Manche Themen sind überzeitlich. Bei Reinhard Mey der Frieden, natürlich. Diesmal geht es frontal gegen Verteidigungsminister Peter Struck, der sich mit dem "Gedanken" anzufreunden versucht, dass Bundeswehrsoldaten bei Auslandseinsätzen auch zu den Opfern gehören könnten. Mey hält erwartungsgemäß dagegen ("Meine Söhne geb ich nicht"). Globale Verantwortung kann nicht den Preis haben, dass Menschen verheizt werden. Das Engagement des Liedermachers für den Frieden hat Kontinuität. Er legt den Finger in die Wunden der Welt ("Alles o.k. in Guantánamo Bay"). Gottes eigene Nation braucht nicht nach den Menschenrechten zu fragen: Aber in einem Sträflingsanzug steckt ein Mensch, ohne Hoffnung auf einen fairen Prozess, ohne soziale Antizipation. Nein, auch Amerika darf das nicht.
Herbe Kritik müssen die großen Religionen einstecken ("Ich glaube nicht"). Das Christentum kommt am schlechtesten weg. Wenn es Gott gibt, dann ist er nicht in den Domen und Kathedralen, sondern bei Oma Krause oder in der Aldi-Filiale zu fi nden. Diese Form der Religionskritik ist freilich nicht neu. Wer oder was ist wichtiger oder glaubwürdiger? Der Papst oder Mutter Teresa? Der Choral oder der Samariterdienst? Der "bekennende Agnostiker" Mey will anstoßen, aufrütteln, frei wie er ist, weder Herr noch Knecht, nur seinem Publikum verpfl ichtet. Aber auch Agnostizismen drohen zuweilen in Ideologien zu versinken, wenn sie nicht die Freiheit des anderen im Blick behalten. Das jedoch kann man Mey nicht vorwerfen. "Man muss bei sich selbst anfangen."

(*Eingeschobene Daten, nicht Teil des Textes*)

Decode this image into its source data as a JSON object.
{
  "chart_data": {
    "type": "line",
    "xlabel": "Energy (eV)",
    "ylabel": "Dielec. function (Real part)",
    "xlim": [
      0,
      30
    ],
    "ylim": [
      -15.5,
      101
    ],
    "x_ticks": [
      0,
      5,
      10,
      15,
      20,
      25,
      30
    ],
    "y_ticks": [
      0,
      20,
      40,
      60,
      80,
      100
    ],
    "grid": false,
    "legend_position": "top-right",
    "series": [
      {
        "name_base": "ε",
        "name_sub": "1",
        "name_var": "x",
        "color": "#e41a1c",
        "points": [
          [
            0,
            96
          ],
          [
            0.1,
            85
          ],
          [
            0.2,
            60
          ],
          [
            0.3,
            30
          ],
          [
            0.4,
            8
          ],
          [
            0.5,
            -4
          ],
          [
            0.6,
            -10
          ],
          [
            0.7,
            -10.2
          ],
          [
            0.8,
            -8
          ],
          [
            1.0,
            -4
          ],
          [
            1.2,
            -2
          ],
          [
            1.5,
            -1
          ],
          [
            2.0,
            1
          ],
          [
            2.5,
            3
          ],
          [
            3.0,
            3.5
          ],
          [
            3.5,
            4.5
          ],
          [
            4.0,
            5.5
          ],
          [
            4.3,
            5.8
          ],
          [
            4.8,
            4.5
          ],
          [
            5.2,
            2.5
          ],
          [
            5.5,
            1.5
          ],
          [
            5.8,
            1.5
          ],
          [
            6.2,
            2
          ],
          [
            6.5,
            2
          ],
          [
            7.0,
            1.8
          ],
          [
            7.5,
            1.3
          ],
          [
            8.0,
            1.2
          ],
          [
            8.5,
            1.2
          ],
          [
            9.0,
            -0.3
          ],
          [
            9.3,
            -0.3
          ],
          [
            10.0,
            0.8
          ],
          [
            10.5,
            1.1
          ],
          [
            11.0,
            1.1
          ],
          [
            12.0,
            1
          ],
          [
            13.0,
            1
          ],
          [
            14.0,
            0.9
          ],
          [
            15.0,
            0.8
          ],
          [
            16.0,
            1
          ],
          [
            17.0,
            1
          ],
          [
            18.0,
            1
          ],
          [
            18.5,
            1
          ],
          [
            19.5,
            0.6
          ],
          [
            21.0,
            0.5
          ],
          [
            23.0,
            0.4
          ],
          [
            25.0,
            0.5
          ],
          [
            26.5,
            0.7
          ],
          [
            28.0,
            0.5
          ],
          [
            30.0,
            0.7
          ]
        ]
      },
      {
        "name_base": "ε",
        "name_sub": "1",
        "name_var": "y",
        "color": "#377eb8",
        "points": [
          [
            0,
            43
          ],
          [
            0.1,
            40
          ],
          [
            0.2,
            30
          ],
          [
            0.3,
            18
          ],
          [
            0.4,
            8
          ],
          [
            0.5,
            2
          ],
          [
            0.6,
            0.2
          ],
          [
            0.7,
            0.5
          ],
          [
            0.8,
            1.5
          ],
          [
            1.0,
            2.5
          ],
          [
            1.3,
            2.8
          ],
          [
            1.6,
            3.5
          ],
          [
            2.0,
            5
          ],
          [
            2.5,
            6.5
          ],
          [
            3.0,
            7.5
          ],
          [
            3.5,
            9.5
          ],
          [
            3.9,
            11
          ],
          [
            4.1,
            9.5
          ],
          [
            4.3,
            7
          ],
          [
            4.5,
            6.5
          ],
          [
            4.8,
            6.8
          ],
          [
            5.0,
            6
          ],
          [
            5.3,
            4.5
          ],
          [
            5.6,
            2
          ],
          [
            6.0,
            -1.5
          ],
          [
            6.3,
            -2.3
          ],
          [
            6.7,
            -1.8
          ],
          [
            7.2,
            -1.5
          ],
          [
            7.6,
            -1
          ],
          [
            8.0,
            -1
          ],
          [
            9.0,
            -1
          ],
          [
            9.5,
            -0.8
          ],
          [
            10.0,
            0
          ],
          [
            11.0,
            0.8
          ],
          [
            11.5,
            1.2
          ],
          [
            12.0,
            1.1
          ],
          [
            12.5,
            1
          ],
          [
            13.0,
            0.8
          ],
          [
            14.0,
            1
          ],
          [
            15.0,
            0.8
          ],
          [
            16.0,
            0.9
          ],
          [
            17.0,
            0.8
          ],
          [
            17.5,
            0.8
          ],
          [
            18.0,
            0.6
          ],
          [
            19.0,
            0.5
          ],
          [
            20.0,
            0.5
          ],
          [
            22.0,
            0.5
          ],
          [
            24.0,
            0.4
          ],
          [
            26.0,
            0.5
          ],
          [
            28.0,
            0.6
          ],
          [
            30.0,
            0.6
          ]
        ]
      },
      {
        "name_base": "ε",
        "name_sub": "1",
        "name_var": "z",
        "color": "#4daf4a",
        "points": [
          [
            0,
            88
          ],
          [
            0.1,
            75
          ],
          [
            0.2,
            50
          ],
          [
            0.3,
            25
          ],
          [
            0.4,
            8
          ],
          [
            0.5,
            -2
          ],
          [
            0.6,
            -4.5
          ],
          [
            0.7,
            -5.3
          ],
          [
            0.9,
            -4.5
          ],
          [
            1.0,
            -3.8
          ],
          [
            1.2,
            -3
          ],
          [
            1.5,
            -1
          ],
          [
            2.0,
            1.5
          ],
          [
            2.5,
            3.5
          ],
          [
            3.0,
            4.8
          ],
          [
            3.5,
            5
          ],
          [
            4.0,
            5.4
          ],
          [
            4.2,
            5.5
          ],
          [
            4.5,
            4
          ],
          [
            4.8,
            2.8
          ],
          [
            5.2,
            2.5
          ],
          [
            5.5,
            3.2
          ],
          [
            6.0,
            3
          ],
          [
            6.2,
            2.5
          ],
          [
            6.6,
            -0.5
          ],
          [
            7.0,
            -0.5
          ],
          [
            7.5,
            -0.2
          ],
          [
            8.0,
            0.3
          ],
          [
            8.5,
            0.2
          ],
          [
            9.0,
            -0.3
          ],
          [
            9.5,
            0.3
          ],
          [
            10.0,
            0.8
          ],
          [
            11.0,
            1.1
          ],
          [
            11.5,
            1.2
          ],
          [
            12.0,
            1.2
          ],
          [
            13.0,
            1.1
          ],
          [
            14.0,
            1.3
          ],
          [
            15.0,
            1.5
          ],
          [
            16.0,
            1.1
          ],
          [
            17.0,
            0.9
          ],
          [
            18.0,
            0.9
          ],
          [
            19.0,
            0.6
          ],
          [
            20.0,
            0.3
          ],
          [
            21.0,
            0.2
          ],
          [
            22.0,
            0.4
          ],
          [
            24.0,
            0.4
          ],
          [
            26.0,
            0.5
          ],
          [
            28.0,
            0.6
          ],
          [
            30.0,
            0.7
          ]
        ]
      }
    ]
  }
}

Ein Denkmal setzt er den Messner-Brüdern, Reinhold und Günther. Der eine, der vom Schicksalsberg "Nanga Parbat" zurückkkehrte, der andere, der den Abstieg nicht überlebte. Jahrzehnte danach gerät Reinhold Messner wegen dieses Vorfalles in das Kreuzfeuer der Schlagzeilen. Er habe seinen Bruder im Stich gelassen. Reinhard Mey stellt sich öffentlich auf die Seite des Bergsteigers. Er schließt mit dem Menschen Messner Freundschaft, nicht mit dem Extremalpinismus: "Da würde ich nie hinaufsteigen."
Jeder Abschied kann für immer sein
Applaudiert wird solange, bis Reinhard Mey sein Schlaflied singt ("Gute Nacht, Freunde"). Auch das hat Kontinuität. Er ist eins mit seinem Publikum, besonders in dieser sanften Melodie des Abschieds, der genau genommen einer für immer sein könnte. Das Glück zu suchen und Schmerzen zu vermeiden, bei Aristoteles die Grundformen menschlichen Strebens zu Beginn seiner "Nikomachischen Ethik", sind die Themen, die Reinhard Mey aufnimmt und in einer einzigartigen Sprachgewandtheit umsetzt. Was macht das Leben lebenswert? Dauerhafte Partnerschaften, verlässliche Freundschaften, ehrliche Gefühle. Träume, Illusionen? Wer noch am Leben ist, muss sich seine Träume bewahren. Das ist die Botschaft.